Tumor-draining lymph nodes (TdLNs) are pivotal in tumor immunotherapy, including the action of immune checkpoint inhibitors such as PD-1/PD-L1 blockade. However, fully harnessing the therapeutic potential of TdLNs to improve clinical outcomes remains a significant challenge. A PD-1 antagonist peptide-conjugated nanoliposome (LPs) was developed to improve lymph node targeting and therapeutic efficacy. The biodistribution, lymph node accumulation, and safety of LPs were assessed using imaging, histological, and systemic analyses. Immunodeficient mouse models and lymphadenectomy were employed to confirm the mechanistic reliance on adaptive immunity and TdLNs. Bulk RNA sequencing and multicolor flow cytometry were used to investigate TdLNs function and assess CD8+ T cell immune responses in TdLNs and the tumor microenvironment (TME). LPs demonstrated optimal physicochemical properties, including ideal size, serum stability, and precise TdLNs accumulation, peaking at 3 h post-administration.

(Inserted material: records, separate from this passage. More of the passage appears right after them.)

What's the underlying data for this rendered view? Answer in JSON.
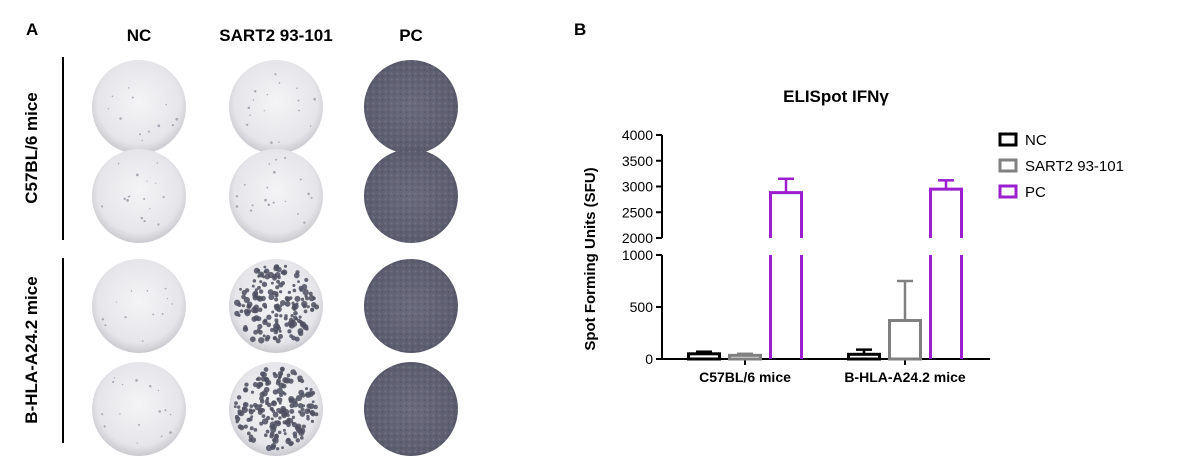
{
  "panel_a": {
    "letter": "A",
    "columns": [
      "NC",
      "SART2 93-101",
      "PC"
    ],
    "row_groups": [
      "C57BL/6 mice",
      "B-HLA-A24.2 mice"
    ],
    "well_levels": {
      "description_levels": "background spot density per well (0-1)",
      "rows": [
        [
          0.02,
          0.03,
          1.0
        ],
        [
          0.03,
          0.04,
          1.0
        ],
        [
          0.02,
          0.55,
          1.0
        ],
        [
          0.03,
          0.6,
          1.0
        ]
      ]
    }
  },
  "panel_b": {
    "letter": "B"
  },
  "chart_data": {
    "type": "bar",
    "title": "ELISpot IFNγ",
    "ylabel": "Spot Forming Units (SFU)",
    "xlabel": "",
    "categories": [
      "C57BL/6 mice",
      "B-HLA-A24.2 mice"
    ],
    "y_axis_broken": true,
    "lower_segment": {
      "range": [
        0,
        1000
      ],
      "ticks": [
        0,
        500,
        1000
      ]
    },
    "upper_segment": {
      "range": [
        2000,
        4000
      ],
      "ticks": [
        2000,
        2500,
        3000,
        3500,
        4000
      ]
    },
    "legend_position": "right",
    "series": [
      {
        "name": "NC",
        "color": "#000000",
        "values": [
          50,
          45
        ],
        "errors": [
          20,
          45
        ]
      },
      {
        "name": "SART2 93-101",
        "color": "#808080",
        "values": [
          35,
          370
        ],
        "errors": [
          15,
          380
        ]
      },
      {
        "name": "PC",
        "color": "#9b1fcf",
        "values": [
          2880,
          2950
        ],
        "errors": [
          270,
          170
        ]
      }
    ]
  }
}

In two immunocompetent HCC models, LPs treatment significantly suppressed tumor growth while remodeling the TME-enhancing CD8+ T cell infiltration and reducing myeloid-derived suppressor cells. Transcriptomic analysis of TdLNs revealed significant upregulation of lipid storage/metabolism pathways and immune activation signatures. Immune profiling validated LPs-mediated expansion of precursor-exhausted and tissue-resident memory-like CD8+ T cell subsets in both TdLNs and tumors, accompanied by reduced exhaustion markers. Crucially, the therapeutic efficacy was completely abrogated in immunodeficient mice and following surgical lymphadenectomy, confirming the essential role of adaptive immunity and functional TdLNs in LPs' mechanism of action. Targeting PD-1 on T cells within TdLNs effectively boosts anti-tumor immunity. The modified LPs offer a potent strategy to enhance the efficacy of cancer immunotherapy.